2025-08-21 カロリンスカ研究所(KI)
<関連情報>
- https://news.ki.se/metabolic-syndrome-linked-to-increased-risk-of-parkinsons-disease
- https://www.neurology.org/doi/10.1212/WNL.0000000000214033
Metabolic Syndrome and Incidence of Parkinson Disease A Community-Based Longitudinal Study and Meta-Analysis 代謝症候群とパーキンソン病の発症率 地域ベースの縦断的研究とメタ分析
Xinjie Zhang, Jiao Wang, Abigail Dove, Ting Yu, Qiang Li, Rebecca F. Gottesman, and Weili Xu
Neurology Published:August 20, 2025
DOI:https://doi.org/10.1212/WNL.0000000000214033
Abstract
Background and Objectives
The association between metabolic syndrome (MetS) and incident Parkinson disease (PD) remains equivocal. We aimed to investigate the association of MetS and its components with the risk of PD and to explore the role of genetic background in the MetS-PD association.
Methods
This prospective cohort study included PD-free adults aged 37–73 years from the UK Biobank.

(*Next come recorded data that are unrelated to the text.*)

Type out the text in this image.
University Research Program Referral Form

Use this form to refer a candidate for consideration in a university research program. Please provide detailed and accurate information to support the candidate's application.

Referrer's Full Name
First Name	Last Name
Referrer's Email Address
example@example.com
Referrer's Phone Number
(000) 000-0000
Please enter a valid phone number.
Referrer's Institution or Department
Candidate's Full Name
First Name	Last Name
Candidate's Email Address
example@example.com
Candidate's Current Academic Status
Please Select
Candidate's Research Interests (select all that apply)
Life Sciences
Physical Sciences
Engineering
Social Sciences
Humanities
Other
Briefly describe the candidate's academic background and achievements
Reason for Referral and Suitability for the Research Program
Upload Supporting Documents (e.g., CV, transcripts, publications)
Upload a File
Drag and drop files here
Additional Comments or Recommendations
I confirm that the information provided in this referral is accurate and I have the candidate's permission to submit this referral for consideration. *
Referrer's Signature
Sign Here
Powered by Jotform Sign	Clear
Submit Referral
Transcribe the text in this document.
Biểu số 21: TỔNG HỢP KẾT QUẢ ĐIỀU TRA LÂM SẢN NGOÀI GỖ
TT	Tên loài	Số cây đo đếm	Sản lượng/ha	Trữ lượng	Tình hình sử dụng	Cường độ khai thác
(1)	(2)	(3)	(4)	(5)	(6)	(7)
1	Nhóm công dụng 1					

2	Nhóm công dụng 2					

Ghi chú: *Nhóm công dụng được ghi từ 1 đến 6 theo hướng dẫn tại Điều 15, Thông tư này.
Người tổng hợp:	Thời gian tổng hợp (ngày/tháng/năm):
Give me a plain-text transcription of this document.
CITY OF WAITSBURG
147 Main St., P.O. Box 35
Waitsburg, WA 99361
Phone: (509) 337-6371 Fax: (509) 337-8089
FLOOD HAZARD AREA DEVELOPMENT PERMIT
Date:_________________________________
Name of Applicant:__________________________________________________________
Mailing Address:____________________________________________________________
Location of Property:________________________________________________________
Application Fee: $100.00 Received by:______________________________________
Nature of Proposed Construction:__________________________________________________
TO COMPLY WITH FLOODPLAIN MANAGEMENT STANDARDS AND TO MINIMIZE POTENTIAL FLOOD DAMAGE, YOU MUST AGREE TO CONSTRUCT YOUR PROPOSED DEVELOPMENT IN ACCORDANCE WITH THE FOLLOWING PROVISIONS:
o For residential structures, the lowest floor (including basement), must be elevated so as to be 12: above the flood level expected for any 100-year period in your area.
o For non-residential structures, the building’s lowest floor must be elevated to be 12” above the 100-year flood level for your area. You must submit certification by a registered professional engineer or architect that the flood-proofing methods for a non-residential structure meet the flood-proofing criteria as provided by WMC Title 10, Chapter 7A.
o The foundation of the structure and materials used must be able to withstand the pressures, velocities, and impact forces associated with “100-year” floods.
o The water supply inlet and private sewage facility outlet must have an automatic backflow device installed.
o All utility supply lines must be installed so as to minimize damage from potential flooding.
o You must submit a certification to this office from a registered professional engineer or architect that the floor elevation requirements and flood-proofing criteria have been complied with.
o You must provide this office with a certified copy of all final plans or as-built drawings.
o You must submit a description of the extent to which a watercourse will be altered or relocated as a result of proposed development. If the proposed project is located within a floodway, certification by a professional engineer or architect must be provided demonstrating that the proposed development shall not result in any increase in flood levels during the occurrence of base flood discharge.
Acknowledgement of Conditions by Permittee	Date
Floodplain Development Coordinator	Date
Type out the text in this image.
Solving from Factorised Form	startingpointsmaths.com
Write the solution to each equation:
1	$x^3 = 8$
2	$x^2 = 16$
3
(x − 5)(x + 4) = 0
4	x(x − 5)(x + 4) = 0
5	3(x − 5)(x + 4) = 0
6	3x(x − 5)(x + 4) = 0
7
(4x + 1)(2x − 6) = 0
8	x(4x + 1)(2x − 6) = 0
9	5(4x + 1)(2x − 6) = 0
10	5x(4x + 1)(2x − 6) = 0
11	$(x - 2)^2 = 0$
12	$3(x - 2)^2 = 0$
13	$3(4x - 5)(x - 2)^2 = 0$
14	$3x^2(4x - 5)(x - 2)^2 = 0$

MetS was defined as presence of 3 or more of the following: elevated waist circumference (≥102 cm for men; ≥88 cm for women), hypertension (systolic blood pressure ≥130 mm Hg, diastolic blood pressure ≥85 mm Hg, or use of antihypertensive medication), dyslipidemia (high-density lipoprotein cholesterol <1.04 mmol/L for men or <1.30 mmol/L for women or use of lipid-lowering medication), hypertriglyceridemia (triglycerides ≥1.70 mmol/L or use of lipid-lowering medication), and hyperglycemia (HbA1c ≥ 5.7%). PD was diagnosed based on information from medical records. PD-related polygenic risk score (PRSPD) was calculated based on the presence of 26 PD-related alleles and categorized as low, moderate, or high. Data were analyzed using Cox regression. In addition, a meta-analysis was conducted by integrating the present UK Biobank data with findings from 8 other observational studies.
Results
The study included 467,200 participants (mean age 56.53 ± 8.09 years; 54.26% female), 177,407 (37.97%) of whom had MetS. Over the follow-up (6,605.9 × 1,000 person-years), 3,222 participants developed PD (5.01 [95% CI 4.84–5.18] per 10,000 person-years, age-specified and sex-specified). The hazard ratio of PD was 1.39 (1.11–1.74) for participants with MetS compared with those who were MetS-free. Furthermore, having a higher number of MetS components was dose-dependently associated with higher PD risk (HR: 1.14 [1.05–1.24]; p for trend = 0.001). In addition, PD risk was highest among participants with MetS and high PRSPD (HR: 2.58 [2.12–3.14]; p for interaction = 0.002). In a meta-analysis of 24,789,538 participants with 98,582 incident cases of PD, the pooled relative risk of PD was 1.29 (1.15–1.44) for participants with MetS.
Discussion
Supported by evidence from meta-analysis, MetS was associated with higher risk of incident PD, especially in people with a high genetic predisposition for PD.